For most of the past year I’ve been fighting with one hand tied behind my back, as the obligations of owning the Chilkat Valley News limited the energy I could bring to Haines Borough business. The recall effort also worked to stymie a full and courageous discussion of issues on the assembly level in the past few months. Now that those matters are behind us, I expect to be making headway on several items including recreation, budgeting and borough policing.
Also, I’m looking into state law on recalls with an eye toward preventing “nuisance recalls,” such as our recent one. (And such as Haines Borough Assembly recall elections in 1993 and 2011.) Our recalls have been a waste of taxpayer money and government time. They achieved nothing. The only one that was partially successful — in 1993 when two assembly members were removed — was ultimately rejected by the Alaska Supreme Court for lack of grounds.

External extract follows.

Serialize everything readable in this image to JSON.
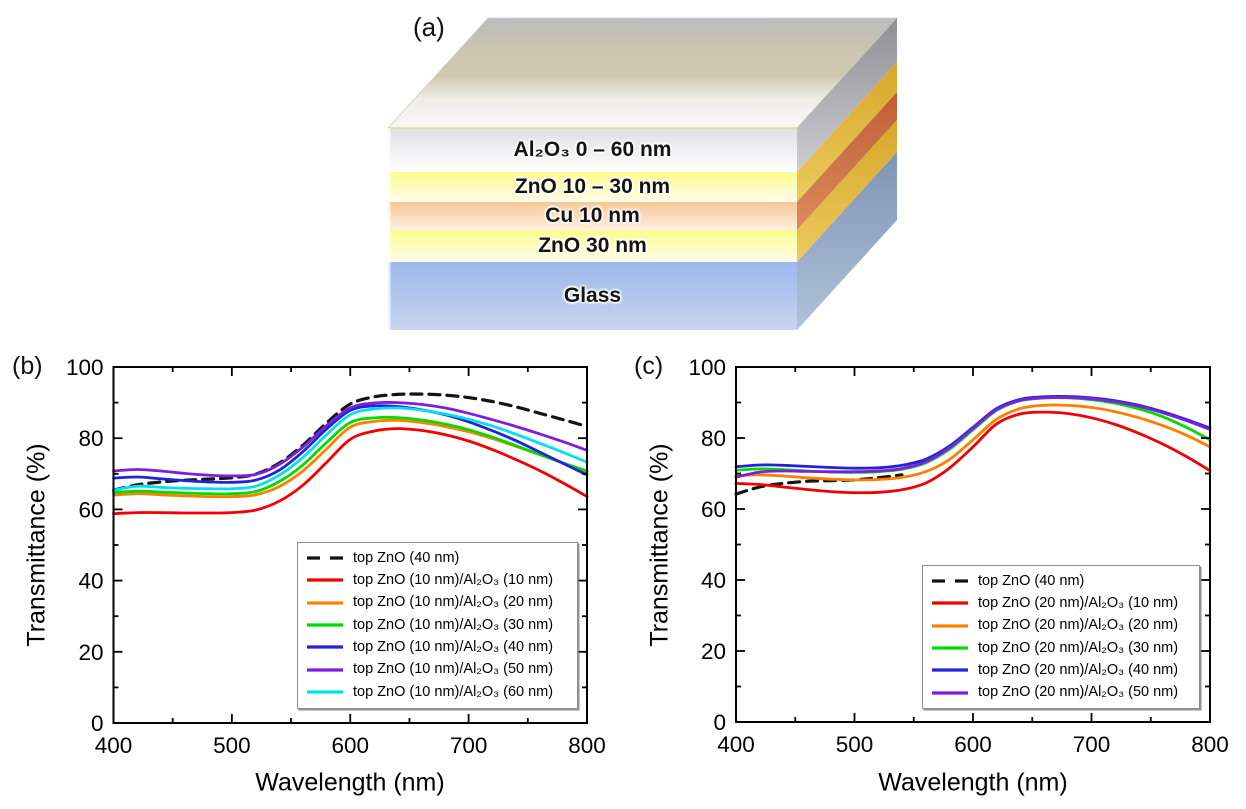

One idea is to require a greater percentage of voter signatures to trigger a recall or to allow less time to acquire the necessary signatures. Currently, organizers have 60 days to gather the number of signatures required to force a recall. The number is 25 percent of votes cast in the election for the seat that the recall target holds.
Don’t get me wrong. Voters need the power to throw out politicians who turn out to be criminals or scoundrels. In those cases, it doesn’t take two months to get just 25 percent of the votes cast for the scoundrel’s seat. Two or three weeks should do. Two months is longer than the borough’s election season. That’s excessive. Those are two months when government business goes into a kind of suspended animation, as elected leaders weigh each utterance and decision on the basis of how it might affect the recall. In effect, it’s a political campaign which hinders the work of government.

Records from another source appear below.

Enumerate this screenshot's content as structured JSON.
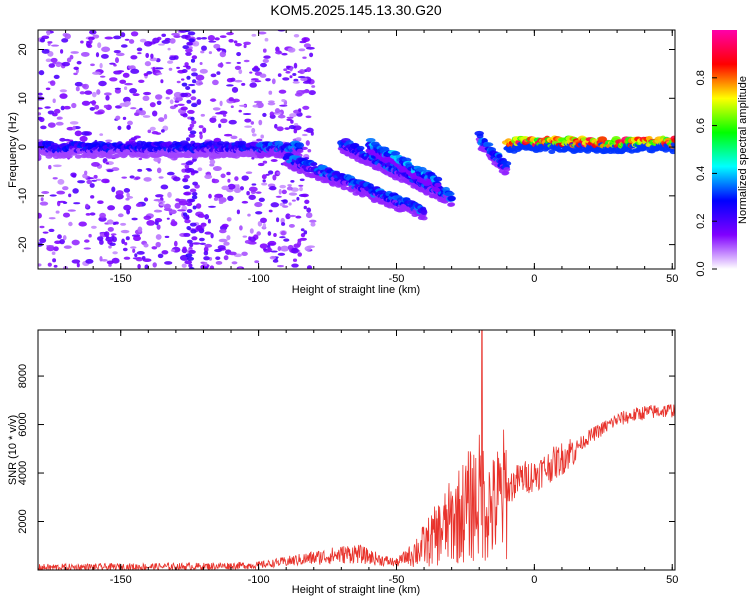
{
  "title": "KOM5.2025.145.13.30.G20",
  "chart_data": [
    {
      "type": "heatmap",
      "xlabel": "Height of straight line (km)",
      "ylabel": "Frequency (Hz)",
      "xlim": [
        -180,
        51
      ],
      "ylim": [
        -25,
        24
      ],
      "x_ticks": [
        -150,
        -100,
        -50,
        0,
        50
      ],
      "y_ticks": [
        -20,
        -10,
        0,
        10,
        20
      ],
      "colorbar": {
        "label": "Normalized spectral amplitude",
        "range": [
          0,
          1
        ],
        "ticks": [
          "0.0",
          "0.2",
          "0.4",
          "0.6",
          "0.8"
        ],
        "tick_values": [
          0,
          0.2,
          0.4,
          0.6,
          0.8
        ],
        "colors": [
          "#ffffff",
          "#8000ff",
          "#0000ff",
          "#00ffff",
          "#00ff00",
          "#ffff00",
          "#ff0000",
          "#ff00aa"
        ]
      },
      "features": [
        {
          "x": [
            -180,
            -100
          ],
          "y": [
            0,
            0
          ],
          "amplitude": 0.3
        },
        {
          "x": [
            -100,
            -85
          ],
          "y": [
            0,
            0
          ],
          "amplitude": 0.35
        },
        {
          "x": [
            -90,
            -40
          ],
          "y": [
            -2,
            -13
          ],
          "amplitude": 0.35
        },
        {
          "x": [
            -70,
            -30
          ],
          "y": [
            1,
            -10
          ],
          "amplitude": 0.35
        },
        {
          "x": [
            -60,
            -35
          ],
          "y": [
            1,
            -7
          ],
          "amplitude": 0.4
        },
        {
          "x": [
            -20,
            -10
          ],
          "y": [
            2,
            -4
          ],
          "amplitude": 0.35
        },
        {
          "x": [
            -10,
            51
          ],
          "y": [
            1,
            1
          ],
          "amplitude": 0.9
        }
      ]
    },
    {
      "type": "line",
      "xlabel": "Height of straight line (km)",
      "ylabel": "SNR (10 * v/v)",
      "xlim": [
        -180,
        51
      ],
      "ylim": [
        0,
        9900
      ],
      "x_ticks": [
        -150,
        -100,
        -50,
        0,
        50
      ],
      "y_ticks": [
        2000,
        4000,
        6000,
        8000
      ],
      "color": "#e8332c",
      "trend": {
        "x": [
          -180,
          -120,
          -100,
          -80,
          -65,
          -55,
          -50,
          -40,
          -30,
          -20,
          -15,
          -10,
          -5,
          0,
          10,
          20,
          30,
          40,
          51
        ],
        "y": [
          100,
          150,
          200,
          500,
          700,
          400,
          300,
          1000,
          2000,
          3000,
          2500,
          3300,
          3800,
          3900,
          4600,
          5500,
          6200,
          6500,
          6600
        ]
      },
      "spike": {
        "x": -19,
        "y": 9900
      }
    }
  ]
}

Part of the rationale behind political terms is that a politician’s popularity naturally goes up and down during the course of a multiple-year term. Raise taxes and your popularity wanes. Host a free town picnic and your popularity rises. A vote that pleases one half of the town can upset the other half. It’s a bit of a roller-coaster ride that’s leveled out, in part, by multiple-year terms of office.
When citizens can vote “in” or “out” governments on a whim, that leads to the kind of chaos we often see in unstable, less developed nations that change their governments as often as they change their sheets. That’s not productive.

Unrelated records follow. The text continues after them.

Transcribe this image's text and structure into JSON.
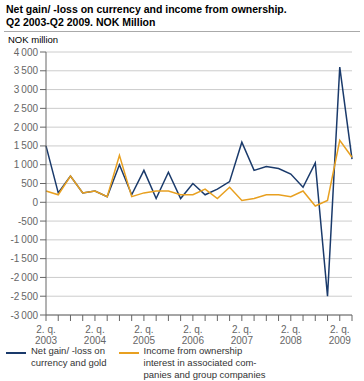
{
  "chart_data": {
    "type": "line",
    "title": "Net gain/ -loss on currency and income from ownership.",
    "subtitle": "Q2 2003-Q2 2009. NOK Million",
    "ylabel": "NOK million",
    "categories": [
      "2. q.\n2003",
      null,
      null,
      null,
      "2. q.\n2004",
      null,
      null,
      null,
      "2. q.\n2005",
      null,
      null,
      null,
      "2. q.\n2006",
      null,
      null,
      null,
      "2. q.\n2007",
      null,
      null,
      null,
      "2. q.\n2008",
      null,
      null,
      null,
      "2. q.\n2009",
      null
    ],
    "series": [
      {
        "name": "Net gain/ -loss on\ncurrency and gold",
        "color": "#1a3a6b",
        "values": [
          1500,
          250,
          700,
          250,
          300,
          150,
          1000,
          200,
          850,
          100,
          800,
          100,
          500,
          200,
          350,
          550,
          1600,
          850,
          950,
          900,
          750,
          400,
          1050,
          -2500,
          3600,
          1150
        ]
      },
      {
        "name": "Income from ownership\ninterest in associated com-\npanies and group companies",
        "color": "#e8a020",
        "values": [
          300,
          200,
          700,
          250,
          300,
          150,
          1250,
          150,
          250,
          300,
          300,
          200,
          200,
          350,
          100,
          400,
          50,
          100,
          200,
          200,
          150,
          300,
          -100,
          50,
          1650,
          1200
        ]
      }
    ],
    "ylim": [
      -3000,
      4000
    ],
    "yticks": [
      {
        "value": -3000,
        "label": "-3 000"
      },
      {
        "value": -2500,
        "label": "-2 500"
      },
      {
        "value": -2000,
        "label": "-2 000"
      },
      {
        "value": -1500,
        "label": "-1 500"
      },
      {
        "value": -1000,
        "label": "-1 000"
      },
      -500,
      0,
      500,
      {
        "value": 1000,
        "label": "1 000"
      },
      {
        "value": 1500,
        "label": "1 500"
      },
      {
        "value": 2000,
        "label": "2 000"
      },
      {
        "value": 2500,
        "label": "2 500"
      },
      {
        "value": 3000,
        "label": "3 000"
      },
      {
        "value": 3500,
        "label": "3 500"
      },
      {
        "value": 4000,
        "label": "4 000"
      }
    ],
    "grid": true,
    "legend": "bottom"
  }
}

If I were recalled, I had half a mind to head off to Australia, my wife’s homeland, which in some ways resembles the United States of my childhood: A large middle class, reasonable politics, a shared sense of national belonging. When I let friends know what I was thinking, they jokingly asked which way they should vote on the recall.
The answer is I’m here. This town can be tough and confounding, but it’s a great place and it’s where I’m planted. I think the town can be improved and I’m committed to helping make that happen. Stop by sometime and share your vision for Haines. My office is down the hall from the newspaper’s, at Third Avenue and Main Street.